OCF-over-Thread

Cascoda pioneered the development of OCF-over-Thread. OCF and Thread are open standards based on the universally-supported Internet Protocol (IP). As such, both standards are dedicated to interoparability, both are built for IoT, both support native IPv6 communications and both use Datagram Transport Layer Security (DTLS) security features as standard.

Overview

The Open Connectivity Foundation (OCF) is a standards organization that develops application-layer IoT protocols, based on the Internet Protocol (IP), using strong open standards. IoTivity® is the open source reference implementation of the OCF specification.

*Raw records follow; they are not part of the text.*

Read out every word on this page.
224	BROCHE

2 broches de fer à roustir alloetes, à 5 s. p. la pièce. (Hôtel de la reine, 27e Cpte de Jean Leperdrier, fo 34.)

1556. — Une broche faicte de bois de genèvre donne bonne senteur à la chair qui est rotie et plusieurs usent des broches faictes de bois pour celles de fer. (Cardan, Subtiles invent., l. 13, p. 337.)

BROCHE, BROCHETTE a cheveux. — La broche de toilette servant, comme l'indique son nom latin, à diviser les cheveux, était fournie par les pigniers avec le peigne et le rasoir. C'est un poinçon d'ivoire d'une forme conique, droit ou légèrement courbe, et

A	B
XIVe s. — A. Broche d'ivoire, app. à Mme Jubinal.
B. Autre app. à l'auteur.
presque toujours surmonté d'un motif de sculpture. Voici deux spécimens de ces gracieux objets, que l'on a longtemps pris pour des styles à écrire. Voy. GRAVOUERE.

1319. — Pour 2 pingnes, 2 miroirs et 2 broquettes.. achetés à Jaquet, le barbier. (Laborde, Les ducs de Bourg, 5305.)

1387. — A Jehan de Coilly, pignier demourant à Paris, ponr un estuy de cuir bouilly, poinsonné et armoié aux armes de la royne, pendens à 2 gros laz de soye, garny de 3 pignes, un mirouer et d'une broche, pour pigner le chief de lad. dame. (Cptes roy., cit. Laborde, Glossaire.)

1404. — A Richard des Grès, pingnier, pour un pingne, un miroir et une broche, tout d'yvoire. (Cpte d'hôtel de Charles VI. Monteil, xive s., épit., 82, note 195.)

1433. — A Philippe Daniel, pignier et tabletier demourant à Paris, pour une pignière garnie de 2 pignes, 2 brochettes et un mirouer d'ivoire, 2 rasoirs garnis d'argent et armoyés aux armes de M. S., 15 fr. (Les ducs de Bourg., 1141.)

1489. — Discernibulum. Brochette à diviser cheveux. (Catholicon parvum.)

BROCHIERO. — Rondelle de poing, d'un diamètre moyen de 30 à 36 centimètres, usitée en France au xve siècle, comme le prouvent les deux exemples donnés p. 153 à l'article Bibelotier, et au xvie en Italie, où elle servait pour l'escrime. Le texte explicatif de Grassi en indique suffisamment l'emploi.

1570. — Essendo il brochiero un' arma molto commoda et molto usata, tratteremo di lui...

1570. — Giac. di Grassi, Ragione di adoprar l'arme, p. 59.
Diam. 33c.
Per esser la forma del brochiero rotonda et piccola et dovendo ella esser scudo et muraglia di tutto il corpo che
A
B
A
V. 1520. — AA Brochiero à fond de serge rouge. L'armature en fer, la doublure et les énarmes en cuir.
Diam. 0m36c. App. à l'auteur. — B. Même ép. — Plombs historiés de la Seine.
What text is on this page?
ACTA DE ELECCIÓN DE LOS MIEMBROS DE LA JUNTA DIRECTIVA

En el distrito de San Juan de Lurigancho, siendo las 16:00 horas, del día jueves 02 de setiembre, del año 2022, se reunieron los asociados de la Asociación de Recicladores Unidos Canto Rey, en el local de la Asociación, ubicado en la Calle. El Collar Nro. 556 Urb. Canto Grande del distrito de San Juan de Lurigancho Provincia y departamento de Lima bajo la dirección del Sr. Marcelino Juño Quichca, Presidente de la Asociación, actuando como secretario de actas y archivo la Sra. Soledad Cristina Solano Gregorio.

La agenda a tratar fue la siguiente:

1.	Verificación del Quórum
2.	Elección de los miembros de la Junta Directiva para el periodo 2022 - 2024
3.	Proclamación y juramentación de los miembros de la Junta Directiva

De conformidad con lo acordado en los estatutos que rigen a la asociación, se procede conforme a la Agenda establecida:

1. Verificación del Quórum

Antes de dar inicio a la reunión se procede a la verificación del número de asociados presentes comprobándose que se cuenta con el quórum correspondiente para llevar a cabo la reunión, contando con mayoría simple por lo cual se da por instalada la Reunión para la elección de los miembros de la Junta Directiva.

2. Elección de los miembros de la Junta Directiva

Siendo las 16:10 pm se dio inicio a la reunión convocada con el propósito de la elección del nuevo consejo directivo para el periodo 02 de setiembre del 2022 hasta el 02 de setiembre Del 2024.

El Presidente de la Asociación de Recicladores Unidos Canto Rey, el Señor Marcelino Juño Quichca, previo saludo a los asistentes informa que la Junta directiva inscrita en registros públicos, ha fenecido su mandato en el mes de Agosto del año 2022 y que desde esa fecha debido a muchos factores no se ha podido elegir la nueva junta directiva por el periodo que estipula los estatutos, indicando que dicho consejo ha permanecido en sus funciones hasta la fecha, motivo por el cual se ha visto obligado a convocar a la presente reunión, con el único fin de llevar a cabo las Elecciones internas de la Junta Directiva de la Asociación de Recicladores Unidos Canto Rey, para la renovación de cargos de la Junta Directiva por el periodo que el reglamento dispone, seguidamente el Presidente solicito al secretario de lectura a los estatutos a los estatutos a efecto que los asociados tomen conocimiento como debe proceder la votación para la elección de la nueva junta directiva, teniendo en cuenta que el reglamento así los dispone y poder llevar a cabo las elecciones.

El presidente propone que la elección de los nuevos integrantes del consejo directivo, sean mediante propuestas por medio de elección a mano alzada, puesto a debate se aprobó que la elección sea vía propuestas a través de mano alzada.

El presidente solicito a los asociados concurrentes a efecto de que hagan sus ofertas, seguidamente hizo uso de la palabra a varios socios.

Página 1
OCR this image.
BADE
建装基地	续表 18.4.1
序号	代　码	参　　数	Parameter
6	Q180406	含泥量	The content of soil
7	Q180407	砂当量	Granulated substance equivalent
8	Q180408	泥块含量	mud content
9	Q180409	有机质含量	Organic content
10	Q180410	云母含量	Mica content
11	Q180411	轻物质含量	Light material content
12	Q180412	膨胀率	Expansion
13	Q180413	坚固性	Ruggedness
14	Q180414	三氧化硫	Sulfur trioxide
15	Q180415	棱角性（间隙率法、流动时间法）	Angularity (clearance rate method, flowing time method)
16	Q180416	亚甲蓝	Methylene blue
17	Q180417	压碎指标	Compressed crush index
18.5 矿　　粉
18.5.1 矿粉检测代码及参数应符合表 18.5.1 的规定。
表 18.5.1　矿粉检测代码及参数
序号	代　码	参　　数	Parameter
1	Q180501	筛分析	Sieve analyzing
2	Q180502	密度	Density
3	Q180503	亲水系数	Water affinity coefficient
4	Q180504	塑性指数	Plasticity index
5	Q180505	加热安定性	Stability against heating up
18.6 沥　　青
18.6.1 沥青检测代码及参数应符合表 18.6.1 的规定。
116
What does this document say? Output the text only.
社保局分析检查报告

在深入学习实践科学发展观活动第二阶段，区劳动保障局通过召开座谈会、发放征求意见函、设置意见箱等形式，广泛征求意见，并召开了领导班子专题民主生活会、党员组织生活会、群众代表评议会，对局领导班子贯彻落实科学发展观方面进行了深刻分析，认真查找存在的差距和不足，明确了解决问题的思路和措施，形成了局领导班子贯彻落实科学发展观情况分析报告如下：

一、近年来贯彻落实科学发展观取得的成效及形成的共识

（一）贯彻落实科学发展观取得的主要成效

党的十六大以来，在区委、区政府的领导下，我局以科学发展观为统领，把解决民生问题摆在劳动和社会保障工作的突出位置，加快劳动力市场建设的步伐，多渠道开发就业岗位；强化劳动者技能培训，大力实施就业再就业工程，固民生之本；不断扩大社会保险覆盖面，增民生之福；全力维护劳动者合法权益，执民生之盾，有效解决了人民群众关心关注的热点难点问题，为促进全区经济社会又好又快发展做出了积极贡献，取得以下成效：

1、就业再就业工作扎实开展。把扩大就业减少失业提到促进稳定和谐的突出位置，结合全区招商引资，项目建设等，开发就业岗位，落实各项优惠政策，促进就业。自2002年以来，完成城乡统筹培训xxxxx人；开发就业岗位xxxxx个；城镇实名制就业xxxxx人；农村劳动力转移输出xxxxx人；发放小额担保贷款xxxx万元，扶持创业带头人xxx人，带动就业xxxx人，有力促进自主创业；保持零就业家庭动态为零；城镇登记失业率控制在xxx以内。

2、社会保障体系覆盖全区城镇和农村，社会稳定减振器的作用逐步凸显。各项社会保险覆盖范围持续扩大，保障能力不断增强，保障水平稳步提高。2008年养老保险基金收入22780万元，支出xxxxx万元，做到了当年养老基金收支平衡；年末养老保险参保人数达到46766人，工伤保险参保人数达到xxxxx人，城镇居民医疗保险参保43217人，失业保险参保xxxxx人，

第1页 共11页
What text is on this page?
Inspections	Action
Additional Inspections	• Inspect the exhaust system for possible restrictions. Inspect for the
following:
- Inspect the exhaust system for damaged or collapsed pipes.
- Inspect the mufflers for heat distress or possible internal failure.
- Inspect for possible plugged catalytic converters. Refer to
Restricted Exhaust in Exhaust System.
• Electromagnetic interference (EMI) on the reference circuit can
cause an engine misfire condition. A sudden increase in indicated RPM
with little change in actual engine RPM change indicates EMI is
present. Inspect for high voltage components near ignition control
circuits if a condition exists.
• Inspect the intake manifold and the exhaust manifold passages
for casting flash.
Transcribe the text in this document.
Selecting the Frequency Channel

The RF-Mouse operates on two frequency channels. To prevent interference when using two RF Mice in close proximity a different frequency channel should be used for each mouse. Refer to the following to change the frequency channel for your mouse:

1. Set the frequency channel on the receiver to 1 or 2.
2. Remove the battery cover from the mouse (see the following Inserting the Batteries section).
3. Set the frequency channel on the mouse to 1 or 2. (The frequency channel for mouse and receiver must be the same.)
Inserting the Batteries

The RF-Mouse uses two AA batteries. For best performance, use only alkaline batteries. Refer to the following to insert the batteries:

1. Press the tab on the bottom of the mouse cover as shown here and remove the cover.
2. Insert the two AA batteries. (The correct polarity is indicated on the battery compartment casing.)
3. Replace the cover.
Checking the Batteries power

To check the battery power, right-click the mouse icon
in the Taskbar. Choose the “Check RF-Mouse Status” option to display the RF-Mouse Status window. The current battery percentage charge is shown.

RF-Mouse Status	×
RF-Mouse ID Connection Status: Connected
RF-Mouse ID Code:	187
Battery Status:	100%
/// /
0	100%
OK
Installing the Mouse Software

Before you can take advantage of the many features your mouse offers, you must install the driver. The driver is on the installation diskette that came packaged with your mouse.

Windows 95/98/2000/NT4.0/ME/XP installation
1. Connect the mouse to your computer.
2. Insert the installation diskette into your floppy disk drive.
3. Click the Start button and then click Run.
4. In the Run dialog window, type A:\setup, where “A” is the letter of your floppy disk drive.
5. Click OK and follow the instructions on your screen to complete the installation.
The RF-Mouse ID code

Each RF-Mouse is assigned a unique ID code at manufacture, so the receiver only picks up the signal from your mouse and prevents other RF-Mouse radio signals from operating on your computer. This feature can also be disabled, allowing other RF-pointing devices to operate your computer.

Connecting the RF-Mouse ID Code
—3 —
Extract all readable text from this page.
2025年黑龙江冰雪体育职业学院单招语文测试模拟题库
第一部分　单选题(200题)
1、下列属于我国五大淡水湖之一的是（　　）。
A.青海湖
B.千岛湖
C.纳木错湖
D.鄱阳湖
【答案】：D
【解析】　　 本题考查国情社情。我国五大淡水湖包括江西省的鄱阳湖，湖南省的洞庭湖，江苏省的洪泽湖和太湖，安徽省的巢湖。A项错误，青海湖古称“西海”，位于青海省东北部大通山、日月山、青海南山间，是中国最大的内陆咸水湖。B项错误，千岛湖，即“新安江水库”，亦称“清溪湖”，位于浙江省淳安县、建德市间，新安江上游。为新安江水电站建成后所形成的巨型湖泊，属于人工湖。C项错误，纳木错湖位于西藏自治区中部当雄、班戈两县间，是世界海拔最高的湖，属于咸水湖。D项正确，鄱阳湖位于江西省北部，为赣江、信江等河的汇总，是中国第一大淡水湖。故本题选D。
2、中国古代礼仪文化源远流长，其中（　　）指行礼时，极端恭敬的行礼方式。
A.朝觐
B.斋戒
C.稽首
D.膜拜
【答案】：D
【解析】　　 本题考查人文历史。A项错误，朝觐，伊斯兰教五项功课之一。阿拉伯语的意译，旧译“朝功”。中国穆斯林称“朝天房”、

IoTivity® provides a framework for device discovery, on-boarding, end-to-end security (and optionally, data models), for device-to-device and device-to-cloud connectivity. OCF is published as a ISO/IEC specification, and there is a comprehensive certification program in place.

  • Cascoda® & OCF®
    Pioneer of OCF-over-Thread & Chair of Technology Steering Committee & the MARCOM Work Group
  • Device-Device Connectivity

    Device-device connectivity,
    across any IP Network

  • Device-Cloud Connectivity

    Device-Cloud connectivity
    for any OCF device

  • Highly Secure
    Supports Public Key Infrastructure (PKI) security
  • Dedicated to Interoperability
    Device-to-device & device-to-cloud
  • Open Standards
    Platform agnostic (iOS, Android, Linux, Windows, Embedded etc.)

OCF Security

OCF, as an IP-based application layer, ensures that the data sent over the internet, whether device to device, or device to cloud, cannot be read or modified by anyone except the desired recipient. This security system is called end-to-end encryption. End-to-end encryption is important, because information exchange over the internet may pass through the networks of intermediary organisations such as telecom and internet providers in multiple jurisdictions worldwide.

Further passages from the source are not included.